A city traffic department wants to collect traffic data using swarm UAVs (drones) from a number of locations in the city and use the data collected for improving traffic flow in the city and for a number of other undisclosed projects.
- Your startup is responsible for creating a scalable data warehouse that will host the vehicle trajectory data extracted by analysing footage taken by swarm drones and static roadside cameras.
- The data warehouse should take into account future needs, organise data such that a number of downstream projects query the data efficiently.
- In Downloads – pNEUMA | open-traffic (epfl.ch) you can find a pNEUMA data: pNEUMA is an open large-scale dataset of naturalistic trajectories of half a million vehicles that have been collected by a one-of-a-kind experiment by a swarm of drones in the congested downtown area of Athens, Greece. Each file for a single (area, date, time) is ~87MB data.
Structure of the repository:
├── models (contains trained model)
├── .github (github workflows for CI/CD, CML)
├── screenshots (Airflow DAG screenshots)

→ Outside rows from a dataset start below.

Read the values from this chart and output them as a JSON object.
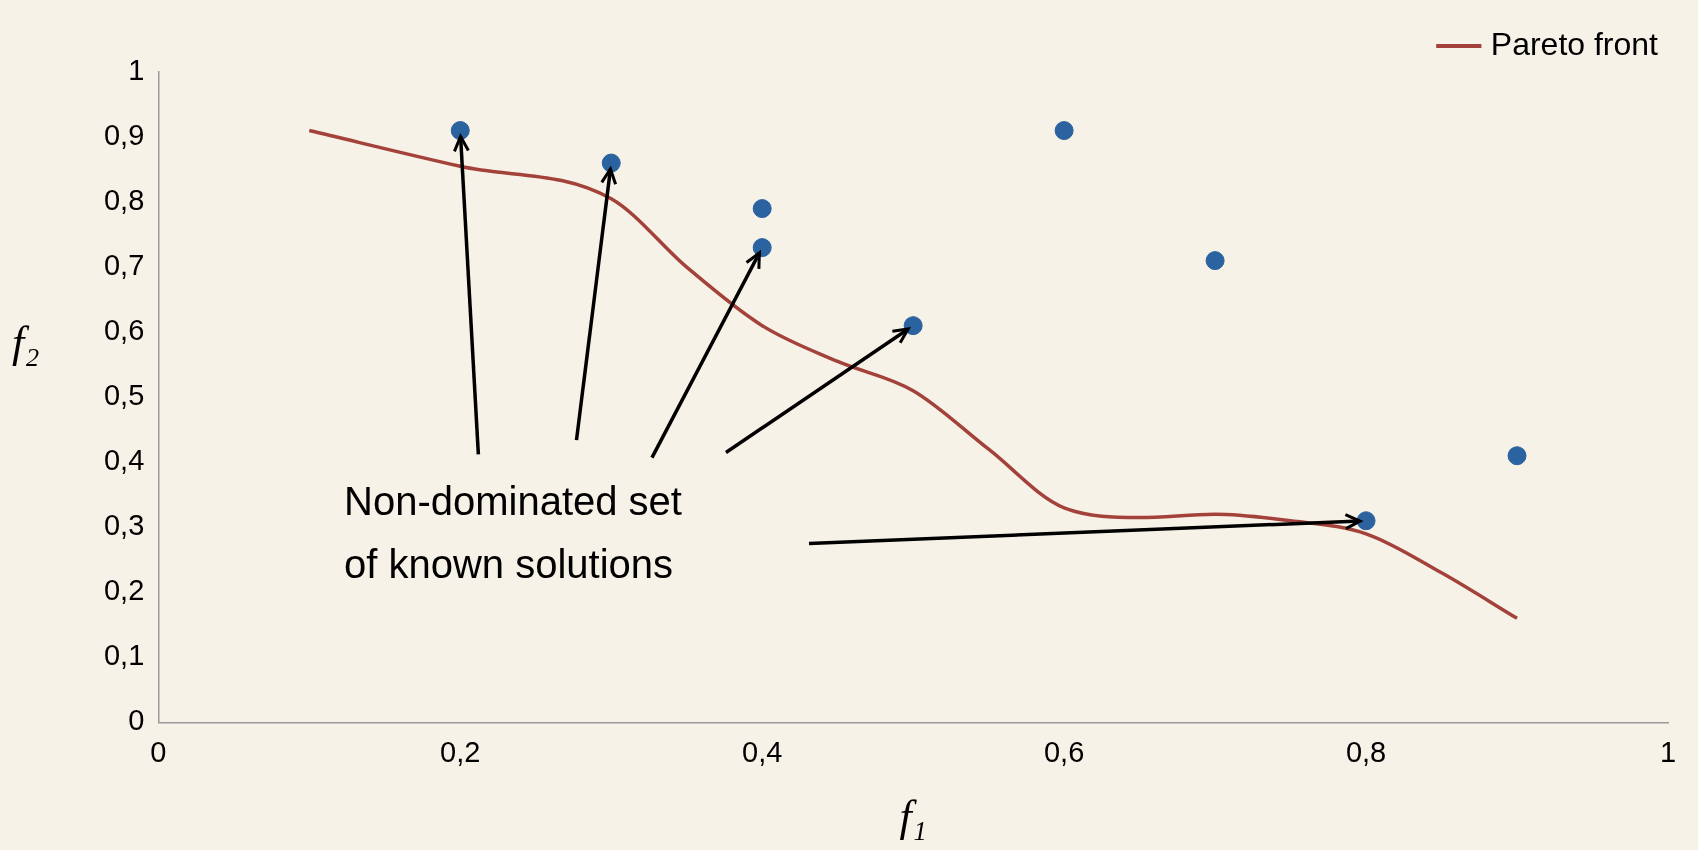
{
  "chart_data": {
    "type": "scatter",
    "xlabel": "f₁",
    "ylabel": "f₂",
    "xlim": [
      0,
      1
    ],
    "ylim": [
      0,
      1
    ],
    "xticks": [
      0,
      {
        "value": 0.2,
        "label": "0,2"
      },
      {
        "value": 0.4,
        "label": "0,4"
      },
      {
        "value": 0.6,
        "label": "0,6"
      },
      {
        "value": 0.8,
        "label": "0,8"
      },
      1
    ],
    "yticks": [
      0,
      {
        "value": 0.1,
        "label": "0,1"
      },
      {
        "value": 0.2,
        "label": "0,2"
      },
      {
        "value": 0.3,
        "label": "0,3"
      },
      {
        "value": 0.4,
        "label": "0,4"
      },
      {
        "value": 0.5,
        "label": "0,5"
      },
      {
        "value": 0.6,
        "label": "0,6"
      },
      {
        "value": 0.7,
        "label": "0,7"
      },
      {
        "value": 0.8,
        "label": "0,8"
      },
      {
        "value": 0.9,
        "label": "0,9"
      },
      1
    ],
    "grid": false,
    "legend": "top right",
    "annotations": [
      {
        "text": "Non-dominated set of known solutions",
        "x": 0.2,
        "y": 0.91
      }
    ],
    "series": [
      {
        "type": "scatter",
        "color": "#2b62a0",
        "marker": "circle",
        "x": [
          0.2,
          0.3,
          0.4,
          0.4,
          0.5,
          0.6,
          0.7,
          0.8,
          0.9
        ],
        "values": [
          0.91,
          0.86,
          0.79,
          0.73,
          0.61,
          0.91,
          0.71,
          0.31,
          0.41
        ]
      },
      {
        "type": "line",
        "name": "Pareto front",
        "color": "#a3423a",
        "marker": "none",
        "x": [
          0.1,
          0.2,
          0.3,
          0.35,
          0.4,
          0.45,
          0.5,
          0.55,
          0.6,
          0.65,
          0.7,
          0.75,
          0.8,
          0.85,
          0.9
        ],
        "values": [
          0.91,
          0.855,
          0.805,
          0.7,
          0.61,
          0.555,
          0.51,
          0.42,
          0.33,
          0.315,
          0.32,
          0.31,
          0.29,
          0.23,
          0.16
        ]
      }
    ]
  }
}
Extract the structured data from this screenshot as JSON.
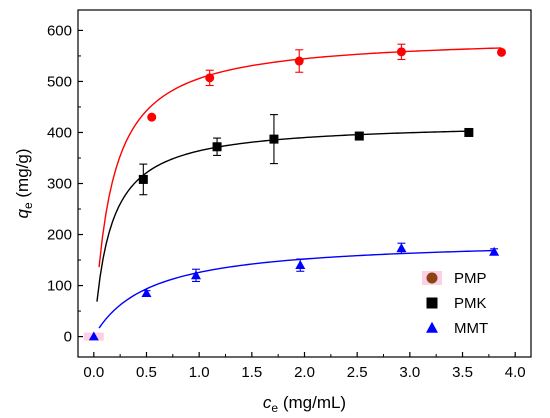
{
  "chart_data": {
    "type": "scatter",
    "xlabel": {
      "main": "c",
      "sub": "e",
      "unit": " (mg/mL)"
    },
    "ylabel": {
      "main": "q",
      "sub": "e",
      "unit": " (mg/g)"
    },
    "xlim": [
      -0.15,
      4.15
    ],
    "ylim": [
      -40,
      640
    ],
    "xticks": [
      "0.0",
      "0.5",
      "1.0",
      "1.5",
      "2.0",
      "2.5",
      "3.0",
      "3.5",
      "4.0"
    ],
    "yticks": [
      "0",
      "100",
      "200",
      "300",
      "400",
      "500",
      "600"
    ],
    "grid": false,
    "legend_position": "bottom-right",
    "series": [
      {
        "name": "PMP",
        "marker": "circle",
        "color": "#ff0000",
        "legend_color": "#8b4513",
        "points": [
          {
            "x": 0.55,
            "y": 430,
            "err": 0
          },
          {
            "x": 1.1,
            "y": 507,
            "err": 15
          },
          {
            "x": 1.95,
            "y": 540,
            "err": 22
          },
          {
            "x": 2.92,
            "y": 558,
            "err": 15
          },
          {
            "x": 3.87,
            "y": 557,
            "err": 0
          }
        ],
        "fit": {
          "qmax": 590,
          "K": 6.0,
          "x_range": [
            0.05,
            3.87
          ]
        }
      },
      {
        "name": "PMK",
        "marker": "square",
        "color": "#000000",
        "legend_color": "#000000",
        "points": [
          {
            "x": 0.47,
            "y": 308,
            "err": 30
          },
          {
            "x": 1.17,
            "y": 372,
            "err": 17
          },
          {
            "x": 1.71,
            "y": 387,
            "err": 48
          },
          {
            "x": 2.52,
            "y": 393,
            "err": 0
          },
          {
            "x": 3.56,
            "y": 400,
            "err": 0
          }
        ],
        "fit": {
          "qmax": 420,
          "K": 6.5,
          "x_range": [
            0.03,
            3.56
          ]
        }
      },
      {
        "name": "MMT",
        "marker": "triangle",
        "color": "#0000ff",
        "legend_color": "#0000ff",
        "points": [
          {
            "x": 0.0,
            "y": 0,
            "err": 0
          },
          {
            "x": 0.5,
            "y": 85,
            "err": 5
          },
          {
            "x": 0.97,
            "y": 120,
            "err": 12
          },
          {
            "x": 1.96,
            "y": 140,
            "err": 12
          },
          {
            "x": 2.92,
            "y": 173,
            "err": 10
          },
          {
            "x": 3.8,
            "y": 166,
            "err": 6
          }
        ],
        "fit": {
          "qmax": 192,
          "K": 1.9,
          "x_range": [
            0.05,
            3.8
          ]
        }
      }
    ]
  }
}
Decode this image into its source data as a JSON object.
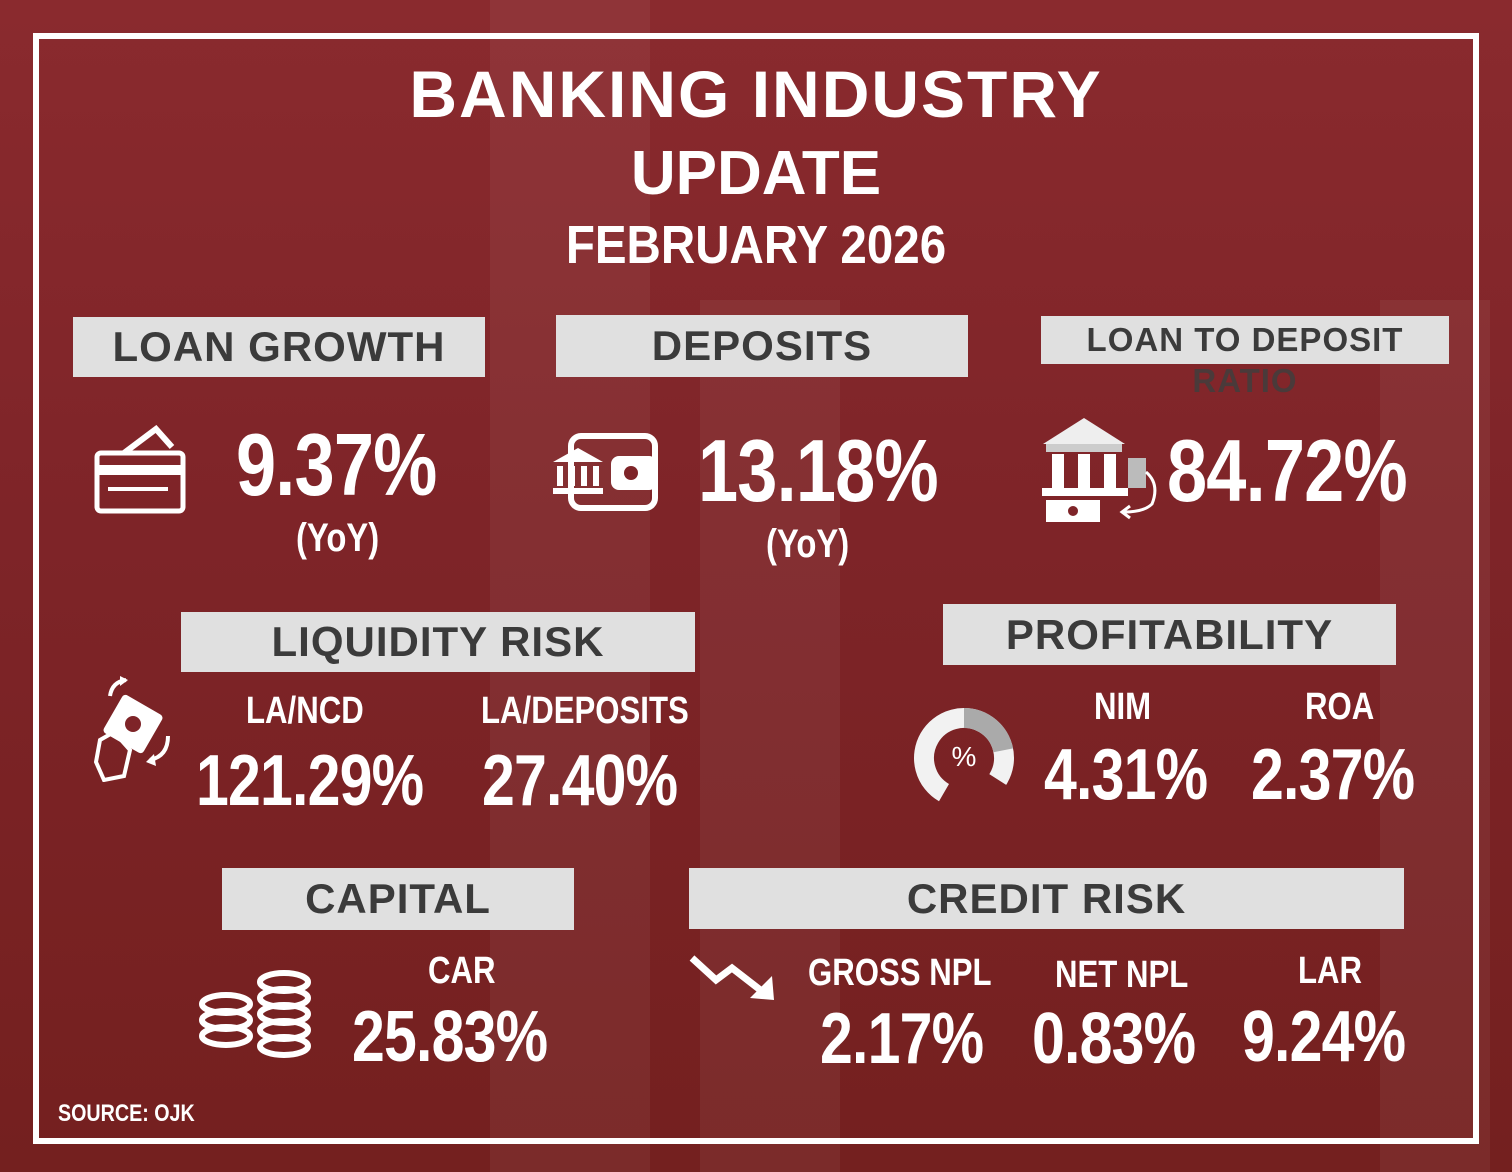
{
  "title": {
    "line1": "BANKING INDUSTRY",
    "line2": "UPDATE",
    "period": "FEBRUARY 2026"
  },
  "loan_growth": {
    "label": "LOAN GROWTH",
    "value": "9.37%",
    "note": "(YoY)",
    "icon": "credit-card-icon"
  },
  "deposits": {
    "label": "DEPOSITS",
    "value": "13.18%",
    "note": "(YoY)",
    "icon": "wallet-bank-icon"
  },
  "ldr": {
    "label_line1": "LOAN TO DEPOSIT",
    "label_line2": "RATIO",
    "value": "84.72%",
    "icon": "bank-money-transfer-icon"
  },
  "liquidity": {
    "label": "LIQUIDITY RISK",
    "icon": "hand-money-icon",
    "metrics": [
      {
        "name": "LA/NCD",
        "value": "121.29%"
      },
      {
        "name": "LA/DEPOSITS",
        "value": "27.40%"
      }
    ]
  },
  "profitability": {
    "label": "PROFITABILITY",
    "icon": "percent-donut-icon",
    "metrics": [
      {
        "name": "NIM",
        "value": "4.31%"
      },
      {
        "name": "ROA",
        "value": "2.37%"
      }
    ]
  },
  "capital": {
    "label": "CAPITAL",
    "icon": "coins-icon",
    "metrics": [
      {
        "name": "CAR",
        "value": "25.83%"
      }
    ]
  },
  "credit_risk": {
    "label": "CREDIT RISK",
    "icon": "trend-down-icon",
    "metrics": [
      {
        "name": "GROSS NPL",
        "value": "2.17%"
      },
      {
        "name": "NET NPL",
        "value": "0.83%"
      },
      {
        "name": "LAR",
        "value": "9.24%"
      }
    ]
  },
  "source": "SOURCE: OJK",
  "colors": {
    "background": "#7e2428",
    "label_bg": "#e0e0e0",
    "label_text": "#3b3b3b",
    "text": "#ffffff"
  }
}
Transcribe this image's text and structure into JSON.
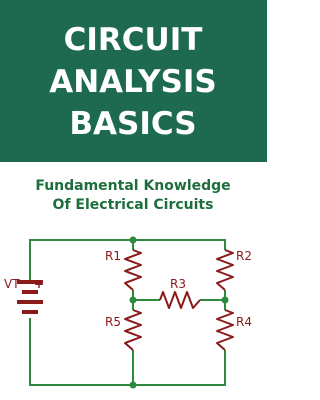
{
  "title": {
    "lines": [
      "CIRCUIT",
      "ANALYSIS",
      "BASICS"
    ]
  },
  "subtitle": {
    "lines": [
      "Fundamental Knowledge",
      "Of Electrical Circuits"
    ]
  },
  "diagram": {
    "labels": {
      "source": "VT",
      "plus": "+",
      "r1": "R1",
      "r2": "R2",
      "r3": "R3",
      "r4": "R4",
      "r5": "R5"
    }
  }
}
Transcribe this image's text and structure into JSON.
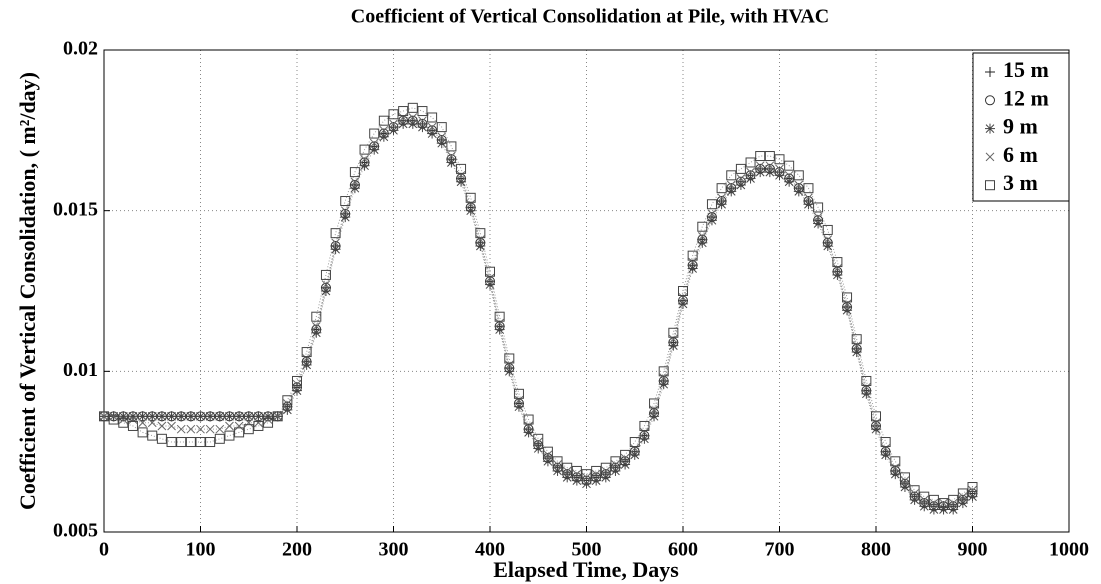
{
  "chart_data": {
    "type": "line",
    "title": "Coefficient of Vertical Consolidation at Pile, with HVAC",
    "xlabel": "Elapsed Time, Days",
    "ylabel": "Coefficient of Vertical Consolidation, ( m²/day)",
    "xlim": [
      0,
      1000
    ],
    "xticks": [
      0,
      100,
      200,
      300,
      400,
      500,
      600,
      700,
      800,
      900,
      1000
    ],
    "ylim": [
      0.005,
      0.02
    ],
    "yticks": [
      0.005,
      0.01,
      0.015,
      0.02
    ],
    "grid": true,
    "legend": "upper right",
    "x": [
      0,
      10,
      20,
      30,
      40,
      50,
      60,
      70,
      80,
      90,
      100,
      110,
      120,
      130,
      140,
      150,
      160,
      170,
      180,
      190,
      200,
      210,
      220,
      230,
      240,
      250,
      260,
      270,
      280,
      290,
      300,
      310,
      320,
      330,
      340,
      350,
      360,
      370,
      380,
      390,
      400,
      410,
      420,
      430,
      440,
      450,
      460,
      470,
      480,
      490,
      500,
      510,
      520,
      530,
      540,
      550,
      560,
      570,
      580,
      590,
      600,
      610,
      620,
      630,
      640,
      650,
      660,
      670,
      680,
      690,
      700,
      710,
      720,
      730,
      740,
      750,
      760,
      770,
      780,
      790,
      800,
      810,
      820,
      830,
      840,
      850,
      860,
      870,
      880,
      890,
      900
    ],
    "series": [
      {
        "name": "15 m",
        "marker": "plus",
        "color": "#222222",
        "values": [
          0.0086,
          0.0086,
          0.0086,
          0.0086,
          0.0086,
          0.0086,
          0.0086,
          0.0086,
          0.0086,
          0.0086,
          0.0086,
          0.0086,
          0.0086,
          0.0086,
          0.0086,
          0.0086,
          0.0086,
          0.0086,
          0.0086,
          0.0089,
          0.0095,
          0.0103,
          0.0113,
          0.0126,
          0.0139,
          0.0149,
          0.0158,
          0.0165,
          0.017,
          0.0174,
          0.0176,
          0.0178,
          0.0178,
          0.0177,
          0.0175,
          0.0172,
          0.0166,
          0.016,
          0.0151,
          0.014,
          0.0128,
          0.0114,
          0.0101,
          0.009,
          0.0082,
          0.0077,
          0.0073,
          0.007,
          0.0068,
          0.0067,
          0.0066,
          0.0067,
          0.0068,
          0.007,
          0.0072,
          0.0075,
          0.008,
          0.0087,
          0.0097,
          0.0109,
          0.0122,
          0.0133,
          0.0141,
          0.0148,
          0.0153,
          0.0157,
          0.0159,
          0.0161,
          0.0163,
          0.0163,
          0.0162,
          0.016,
          0.0157,
          0.0153,
          0.0147,
          0.014,
          0.0131,
          0.012,
          0.0107,
          0.0094,
          0.0083,
          0.0075,
          0.0069,
          0.0065,
          0.0061,
          0.0059,
          0.0058,
          0.0058,
          0.0058,
          0.006,
          0.0062
        ]
      },
      {
        "name": "12 m",
        "marker": "circle",
        "color": "#333333",
        "values": [
          0.0086,
          0.0086,
          0.0086,
          0.0086,
          0.0086,
          0.0086,
          0.0086,
          0.0086,
          0.0086,
          0.0086,
          0.0086,
          0.0086,
          0.0086,
          0.0086,
          0.0086,
          0.0086,
          0.0086,
          0.0086,
          0.0086,
          0.0089,
          0.0095,
          0.0103,
          0.0113,
          0.0126,
          0.0139,
          0.0149,
          0.0158,
          0.0165,
          0.017,
          0.0174,
          0.0176,
          0.0178,
          0.0178,
          0.0177,
          0.0175,
          0.0172,
          0.0166,
          0.016,
          0.0151,
          0.014,
          0.0128,
          0.0114,
          0.0101,
          0.009,
          0.0082,
          0.0077,
          0.0073,
          0.007,
          0.0068,
          0.0067,
          0.0066,
          0.0067,
          0.0068,
          0.007,
          0.0072,
          0.0075,
          0.008,
          0.0087,
          0.0097,
          0.0109,
          0.0122,
          0.0133,
          0.0141,
          0.0148,
          0.0153,
          0.0157,
          0.0159,
          0.0161,
          0.0163,
          0.0163,
          0.0162,
          0.016,
          0.0157,
          0.0153,
          0.0147,
          0.014,
          0.0131,
          0.012,
          0.0107,
          0.0094,
          0.0083,
          0.0075,
          0.0069,
          0.0065,
          0.0061,
          0.0059,
          0.0058,
          0.0058,
          0.0058,
          0.006,
          0.0062
        ]
      },
      {
        "name": "9 m",
        "marker": "star",
        "color": "#444444",
        "values": [
          0.0086,
          0.0086,
          0.0086,
          0.0086,
          0.0086,
          0.0086,
          0.0086,
          0.0086,
          0.0086,
          0.0086,
          0.0086,
          0.0086,
          0.0086,
          0.0086,
          0.0086,
          0.0086,
          0.0086,
          0.0086,
          0.0086,
          0.0088,
          0.0094,
          0.0102,
          0.0112,
          0.0125,
          0.0138,
          0.0148,
          0.0157,
          0.0164,
          0.0169,
          0.0173,
          0.0175,
          0.0177,
          0.0177,
          0.0176,
          0.0174,
          0.0171,
          0.0165,
          0.0159,
          0.015,
          0.0139,
          0.0127,
          0.0113,
          0.01,
          0.0089,
          0.0081,
          0.0076,
          0.0072,
          0.0069,
          0.0067,
          0.0066,
          0.0065,
          0.0066,
          0.0067,
          0.0069,
          0.0071,
          0.0074,
          0.0079,
          0.0086,
          0.0096,
          0.0108,
          0.0121,
          0.0132,
          0.014,
          0.0147,
          0.0152,
          0.0156,
          0.0158,
          0.016,
          0.0162,
          0.0162,
          0.0161,
          0.0159,
          0.0156,
          0.0152,
          0.0146,
          0.0139,
          0.013,
          0.0119,
          0.0106,
          0.0093,
          0.0082,
          0.0074,
          0.0068,
          0.0064,
          0.006,
          0.0058,
          0.0057,
          0.0057,
          0.0057,
          0.0059,
          0.0061
        ]
      },
      {
        "name": "6 m",
        "marker": "cross",
        "color": "#666666",
        "values": [
          0.0086,
          0.0086,
          0.0085,
          0.0085,
          0.0084,
          0.0084,
          0.0083,
          0.0083,
          0.0082,
          0.0082,
          0.0082,
          0.0082,
          0.0082,
          0.0083,
          0.0083,
          0.0084,
          0.0084,
          0.0085,
          0.0086,
          0.009,
          0.0096,
          0.0104,
          0.0114,
          0.0127,
          0.014,
          0.015,
          0.0159,
          0.0166,
          0.0171,
          0.0175,
          0.0177,
          0.0179,
          0.0179,
          0.0178,
          0.0176,
          0.0173,
          0.0167,
          0.0161,
          0.0152,
          0.0141,
          0.0129,
          0.0115,
          0.0102,
          0.0091,
          0.0083,
          0.0078,
          0.0074,
          0.0071,
          0.0069,
          0.0068,
          0.0067,
          0.0068,
          0.0069,
          0.0071,
          0.0073,
          0.0076,
          0.0081,
          0.0088,
          0.0098,
          0.011,
          0.0123,
          0.0134,
          0.0142,
          0.0149,
          0.0154,
          0.0158,
          0.016,
          0.0162,
          0.0164,
          0.0164,
          0.0163,
          0.0161,
          0.0158,
          0.0154,
          0.0148,
          0.0141,
          0.0132,
          0.0121,
          0.0108,
          0.0095,
          0.0084,
          0.0076,
          0.007,
          0.0066,
          0.0062,
          0.006,
          0.0059,
          0.0059,
          0.0059,
          0.0061,
          0.0063
        ]
      },
      {
        "name": "3 m",
        "marker": "square",
        "color": "#444444",
        "values": [
          0.0086,
          0.0085,
          0.0084,
          0.0083,
          0.0081,
          0.008,
          0.0079,
          0.0078,
          0.0078,
          0.0078,
          0.0078,
          0.0078,
          0.0079,
          0.008,
          0.0081,
          0.0082,
          0.0083,
          0.0084,
          0.0086,
          0.0091,
          0.0097,
          0.0106,
          0.0117,
          0.013,
          0.0143,
          0.0153,
          0.0162,
          0.0169,
          0.0174,
          0.0178,
          0.018,
          0.0181,
          0.0182,
          0.0181,
          0.0179,
          0.0176,
          0.017,
          0.0163,
          0.0154,
          0.0143,
          0.0131,
          0.0117,
          0.0104,
          0.0093,
          0.0085,
          0.0079,
          0.0075,
          0.0072,
          0.007,
          0.0069,
          0.0068,
          0.0069,
          0.007,
          0.0072,
          0.0074,
          0.0078,
          0.0083,
          0.009,
          0.01,
          0.0112,
          0.0125,
          0.0136,
          0.0145,
          0.0152,
          0.0157,
          0.0161,
          0.0163,
          0.0165,
          0.0167,
          0.0167,
          0.0166,
          0.0164,
          0.0161,
          0.0157,
          0.0151,
          0.0144,
          0.0134,
          0.0123,
          0.011,
          0.0097,
          0.0086,
          0.0078,
          0.0072,
          0.0067,
          0.0063,
          0.0061,
          0.006,
          0.0059,
          0.006,
          0.0062,
          0.0064
        ]
      }
    ]
  }
}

├── data (contains data versioning metedata)
├── scripts (contains the main script)
│ ├── logger.py (logger for the project)
│ ├── preprocessing.py (dataset preprocessing)
├── notebooks
│ ├── trajectory_data_EDA.ipynb
├── tests
│ ├── test_preprocessing.py (test for the preprocessing script)
├── README.md (contains the project description)
├── requirements.txt (contains the required packages)
|── LICENSE (license of the project)
└── .dvc (contains the dvc configuration)